Les années 1990, en Amérique centrale, correspondent à la fin de la plupart des mouvements révolutionnaires, à la fin des guérillas et à une période d’accords de paix : 1992 au Salvador, 1996 au Guatemala, entre autres. On assiste, alors, à une transition néolibérale orchestrée par des gouvernements qui, sous l’apparence d’un progressisme démocratique, se laissent très vite gagner par la corruption. Cet état de fait ne laisse que peu d’espace à un travail sur le patrimoine et il empêche ces pays de construire l’histoire commune de l’Amérique centrale. Néanmoins, la mondialisation économique est en train de changer la donne car des fondations espagnoles et allemandes contribuent à promouvoir des activités culturelles, le patrimoine, les musées. La conscience de participer à une histoire mondiale est de plus en plus nette même si elle naît d’un fort désenchantement. La jeunesse accroît les moyens de publications, de médiations et même si le résultat n’est pas encore présent, le nombre d’acteurs culturels ouvre sur un échange interrégional et international grandissant. Je recommande à cet effet l’essai rédigé en français de Dante Barrientos Tecún intitulé Amérique centrale : étude de la poésie contemporaine. L’horreur et l’espoir.[1] Sa perspective est historique et il prend en considération le discours poétique des années 1940 à 1975 à partir du matériau journalistique, des événements politiques, des publications dans la presse, des associations et des clubs de poésie des cinq pays de l’isthme (le Panama et le Belize sont exclus de cette étude). La production littéraire et le processus poétique en tant que tels s’inscrivent dans une perspective socioculturelle qui révèle l’entrée de ces pays dans le XXe siècle politique et économique mondial. C’est un des axes inédits de l’essai de Dante Barrientos Tecún que d’embrasser ce processus par le matériau poétique. 

L’actualité centraméricaine est finalement diluée dans le contexte de la réalité latino-américaine dominante, laquelle ne tient pas compte des spécificités de ces pays, si ce n’est pour les asseoir dans une histoire qui renvoie à la mythologie des Mayas (au Mexique du sud, au Guatemala, au Honduras et au Salvador par exemple) et qui relève aussi de l’exotisme du roman régionaliste – qui a évolué depuis le courant du roman indigéniste –, comme dans les romans du Guatémaltèque Miguel Angel Asturias. Plus récemment, l’écrivain Horacio Castellanos Moya né au Honduras et qui a grandi au Salvador a connu un grand succès en Espagne puis dans divers pays européens. Aujourd’hui, une dizaine de ses romans et contes sont traduits en français. Il s’est fait connaître en cultivant un style de roman noir qui reflète une grande violence psychologique. Ses œuvres portent les traces d’un lien entre histoire et fiction, celles d’une Amérique centrale qui est toujours en train de panser ses plaies après des années de violences qui, si elles ont changé de visage, continuent à être présentes. On pense aussi à la traduction récente du roman Défriche coupe brûle de la Salvadorienne Claudia Hernández. 

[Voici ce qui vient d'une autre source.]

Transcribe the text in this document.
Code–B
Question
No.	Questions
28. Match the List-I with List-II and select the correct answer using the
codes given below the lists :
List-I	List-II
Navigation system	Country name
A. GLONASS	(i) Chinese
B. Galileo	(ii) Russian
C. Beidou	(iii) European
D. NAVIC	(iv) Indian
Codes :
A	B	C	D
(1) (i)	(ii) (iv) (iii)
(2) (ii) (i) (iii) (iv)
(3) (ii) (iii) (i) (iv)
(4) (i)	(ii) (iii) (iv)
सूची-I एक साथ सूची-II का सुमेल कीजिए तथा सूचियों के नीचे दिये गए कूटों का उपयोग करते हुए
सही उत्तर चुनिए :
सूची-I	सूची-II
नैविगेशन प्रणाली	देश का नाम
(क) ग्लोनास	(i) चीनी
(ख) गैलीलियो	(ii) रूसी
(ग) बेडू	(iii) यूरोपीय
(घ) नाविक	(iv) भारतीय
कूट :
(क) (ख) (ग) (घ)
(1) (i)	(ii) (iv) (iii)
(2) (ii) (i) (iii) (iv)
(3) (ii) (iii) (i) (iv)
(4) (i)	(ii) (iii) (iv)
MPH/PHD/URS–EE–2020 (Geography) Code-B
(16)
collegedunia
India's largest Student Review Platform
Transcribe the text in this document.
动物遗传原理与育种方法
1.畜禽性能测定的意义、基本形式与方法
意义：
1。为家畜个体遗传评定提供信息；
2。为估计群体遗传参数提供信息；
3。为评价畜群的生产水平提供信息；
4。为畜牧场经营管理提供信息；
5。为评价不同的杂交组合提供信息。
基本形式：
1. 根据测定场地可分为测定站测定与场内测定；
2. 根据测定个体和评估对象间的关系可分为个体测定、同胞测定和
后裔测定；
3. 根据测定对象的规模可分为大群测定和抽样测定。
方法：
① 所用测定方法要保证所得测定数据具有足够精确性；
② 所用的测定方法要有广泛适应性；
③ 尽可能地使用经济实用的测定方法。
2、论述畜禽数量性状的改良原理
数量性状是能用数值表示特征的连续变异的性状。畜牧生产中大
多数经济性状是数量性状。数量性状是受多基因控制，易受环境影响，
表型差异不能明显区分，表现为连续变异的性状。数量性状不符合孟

Il ne reste qu’à se féliciter des dernières traductions en français d’extraits de recueils et de romans de certains auteurs contemporains centraméricains par des traducteurs chez divers petits éditeurs de livres et de revues comme les Éditions des Lisières, la revue Teste – véhicule poétique, les éditions Al Dante. Ce phénomène concourt à porter les écrivains centraméricains à la connaissance du public français.

Marie-Christine Seguin 

Maître de Conférences 

 Littérature et civilisation hispano-américaine 

Institut Catholique de Toulouse 

Relecture L’autre Amérique


[1] Dante Barrientos Tecún, Amérique centrale : étude de la poésie contemporaine. L’horreur et l’espoir, L’Harmattan, 1998.